Image credit: unsw.edu.au
Image credit: unsw.edu.au

According to the news release by the University of NSW, the car, which is owned by GoGet, has been fitted with four radar sensors, a video camera and a small on-board computer.

The car was presented to the public at the GeoNext technology conference at the Australian Technology Park in Sydney which was held on Wednesday.

The project is an industry partnership between the UNSW Research Centre for Integrated Transport Innovation (rCITI) and GoGet.

rCITI’s deputy director Vinayak Dixit said the $35,000 grant to buy the technology systems fitted to the vehicle was secured from the School of Civil and Environmental Engineering.

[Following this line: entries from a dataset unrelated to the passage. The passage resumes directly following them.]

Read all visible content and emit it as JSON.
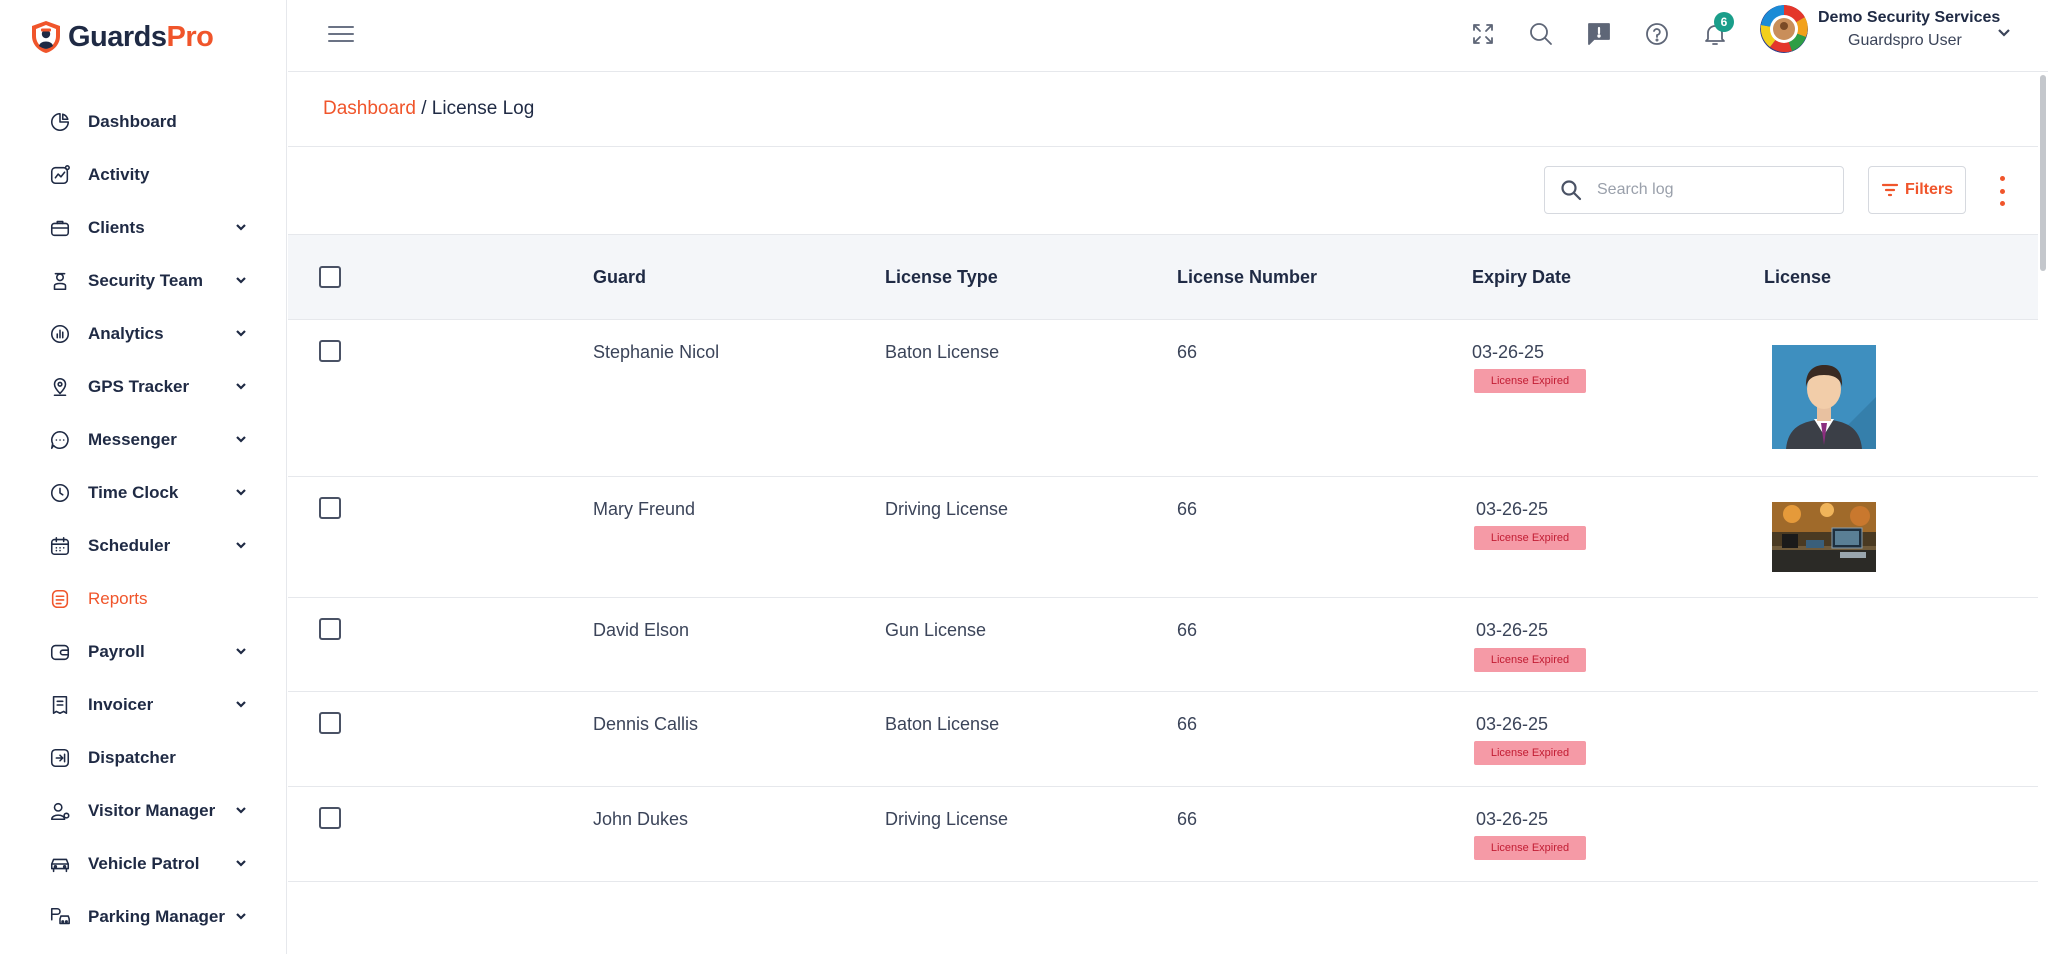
{
  "brand": {
    "name_part1": "Guards",
    "name_part2": "Pro",
    "accent": "#f0552b"
  },
  "sidebar": {
    "items": [
      {
        "label": "Dashboard",
        "icon": "dashboard-icon",
        "has_children": false,
        "active": false
      },
      {
        "label": "Activity",
        "icon": "activity-icon",
        "has_children": false,
        "active": false
      },
      {
        "label": "Clients",
        "icon": "clients-icon",
        "has_children": true,
        "active": false
      },
      {
        "label": "Security Team",
        "icon": "security-team-icon",
        "has_children": true,
        "active": false
      },
      {
        "label": "Analytics",
        "icon": "analytics-icon",
        "has_children": true,
        "active": false
      },
      {
        "label": "GPS Tracker",
        "icon": "gps-tracker-icon",
        "has_children": true,
        "active": false
      },
      {
        "label": "Messenger",
        "icon": "messenger-icon",
        "has_children": true,
        "active": false
      },
      {
        "label": "Time Clock",
        "icon": "time-clock-icon",
        "has_children": true,
        "active": false
      },
      {
        "label": "Scheduler",
        "icon": "scheduler-icon",
        "has_children": true,
        "active": false
      },
      {
        "label": "Reports",
        "icon": "reports-icon",
        "has_children": false,
        "active": true
      },
      {
        "label": "Payroll",
        "icon": "payroll-icon",
        "has_children": true,
        "active": false
      },
      {
        "label": "Invoicer",
        "icon": "invoicer-icon",
        "has_children": true,
        "active": false
      },
      {
        "label": "Dispatcher",
        "icon": "dispatcher-icon",
        "has_children": false,
        "active": false
      },
      {
        "label": "Visitor Manager",
        "icon": "visitor-manager-icon",
        "has_children": true,
        "active": false
      },
      {
        "label": "Vehicle Patrol",
        "icon": "vehicle-patrol-icon",
        "has_children": true,
        "active": false
      },
      {
        "label": "Parking Manager",
        "icon": "parking-manager-icon",
        "has_children": true,
        "active": false
      }
    ]
  },
  "topbar": {
    "notification_count": "6",
    "user_company": "Demo Security Services",
    "user_name": "Guardspro User"
  },
  "breadcrumb": {
    "link": "Dashboard",
    "separator": " / ",
    "current": "License Log"
  },
  "toolbar": {
    "search_placeholder": "Search log",
    "search_value": "",
    "filters_label": "Filters"
  },
  "table": {
    "columns": [
      "Guard",
      "License Type",
      "License Number",
      "Expiry Date",
      "License"
    ],
    "rows": [
      {
        "guard": "Stephanie Nicol",
        "license_type": "Baton License",
        "license_number": "66",
        "expiry_date": "03-26-25",
        "status": "License Expired",
        "image": "avatar-portrait"
      },
      {
        "guard": "Mary Freund",
        "license_type": "Driving License",
        "license_number": "66",
        "expiry_date": "03-26-25",
        "status": "License Expired",
        "image": "desk-photo"
      },
      {
        "guard": "David Elson",
        "license_type": "Gun License",
        "license_number": "66",
        "expiry_date": "03-26-25",
        "status": "License Expired",
        "image": ""
      },
      {
        "guard": "Dennis Callis",
        "license_type": "Baton License",
        "license_number": "66",
        "expiry_date": "03-26-25",
        "status": "License Expired",
        "image": ""
      },
      {
        "guard": "John Dukes",
        "license_type": "Driving License",
        "license_number": "66",
        "expiry_date": "03-26-25",
        "status": "License Expired",
        "image": ""
      }
    ]
  }
}
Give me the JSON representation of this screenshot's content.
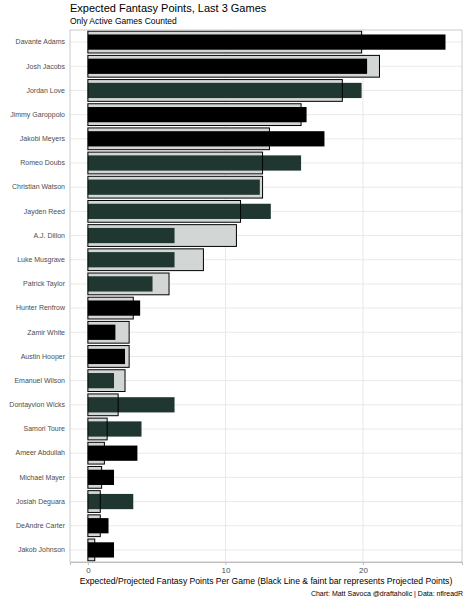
{
  "chart_data": {
    "type": "bar",
    "orientation": "horizontal",
    "title": "Expected Fantasy Points, Last 3 Games",
    "subtitle": "Only Active Games Counted",
    "x_label": "Expected/Projected Fantasy Points Per Game (Black Line & faint bar represents Projected Points)",
    "caption": "Chart: Matt Savoca @draftaholic | Data: nflreadR",
    "categories": [
      "Davante Adams",
      "Josh Jacobs",
      "Jordan Love",
      "Jimmy Garoppolo",
      "Jakobi Meyers",
      "Romeo Doubs",
      "Christian Watson",
      "Jayden Reed",
      "A.J. Dillon",
      "Luke Musgrave",
      "Patrick Taylor",
      "Hunter Renfrow",
      "Zamir White",
      "Austin Hooper",
      "Emanuel Wilson",
      "Dontayvion Wicks",
      "Samori Toure",
      "Ameer Abdullah",
      "Michael Mayer",
      "Josiah Deguara",
      "DeAndre Carter",
      "Jakob Johnson"
    ],
    "series": [
      {
        "color": "#d2d6d4",
        "values": [
          19.9,
          21.2,
          18.5,
          15.5,
          13.2,
          12.7,
          12.7,
          11.1,
          10.8,
          8.4,
          5.9,
          3.3,
          3.0,
          3.0,
          2.7,
          2.2,
          1.4,
          1.2,
          1.0,
          0.9,
          0.9,
          0.5
        ]
      },
      {
        "colors": [
          "#000000",
          "#000000",
          "#203731",
          "#000000",
          "#000000",
          "#203731",
          "#203731",
          "#203731",
          "#203731",
          "#203731",
          "#203731",
          "#000000",
          "#000000",
          "#000000",
          "#203731",
          "#203731",
          "#203731",
          "#000000",
          "#000000",
          "#203731",
          "#000000",
          "#000000"
        ],
        "values": [
          26.0,
          20.3,
          19.9,
          15.9,
          17.2,
          15.5,
          12.5,
          13.3,
          6.3,
          6.3,
          4.7,
          3.8,
          2.0,
          2.7,
          1.9,
          6.3,
          3.9,
          3.6,
          1.9,
          3.3,
          1.5,
          1.9
        ]
      }
    ],
    "xlim": [
      -1.3,
      27.2
    ],
    "xticks": [
      0,
      10,
      20
    ],
    "grid": true
  }
}
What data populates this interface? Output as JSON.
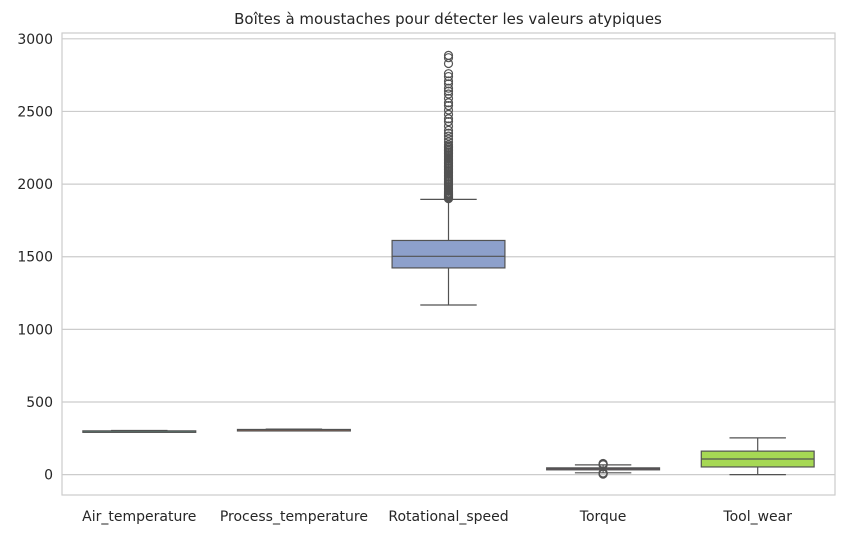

“We’ve put sensors all around the vehicle and mounted a video camera to detect pedestrians, bicycles, other cars and roadside infrastructure,” Mr Dixit said.

“We’re getting information about how people drive and how they interact with different moving entities as well as other infrastructure. This information is extremely useful when you’re trying to develop algorithms for autonomous driving.

GoGet co-founder Nic Lowe, who is supplying the car for the study, said self-driving cars could be the future of car-sharing and “the future of all urban transport”.

“I have a business objective to be the first fleet buyer of self-driving cars in Australia. It might be 10 years from now, it might be 20. I might be dead by the time it happens. But I think that it will change the face of the cities and transport and we want to be in front, not behind it,” said Mr Lowe.

According to the article on The Age, the data collected by the sensors can also be used to explore the feasibility of real-time charging schemes for car insurance. The theory is that safe drivers would be rewarded by paying less for their insurance.

“What we really want to move towards is real-time insurance, where the driver’s rates depend on how they drive at that moment,” Dixit said.

Mr Lowe said GoGet was looking to reward safe drivers in the future.

“The area that we’re focusing on is primarily insurance and identifying safe behaviour and rewarding it. We have the plan, we have the data, we [just] haven’t implemented it yet,” he said.

“We’re obviously working through the implications of doing that and the privacy implications … [and] whether people will actually respond to being rewarded for being safe.”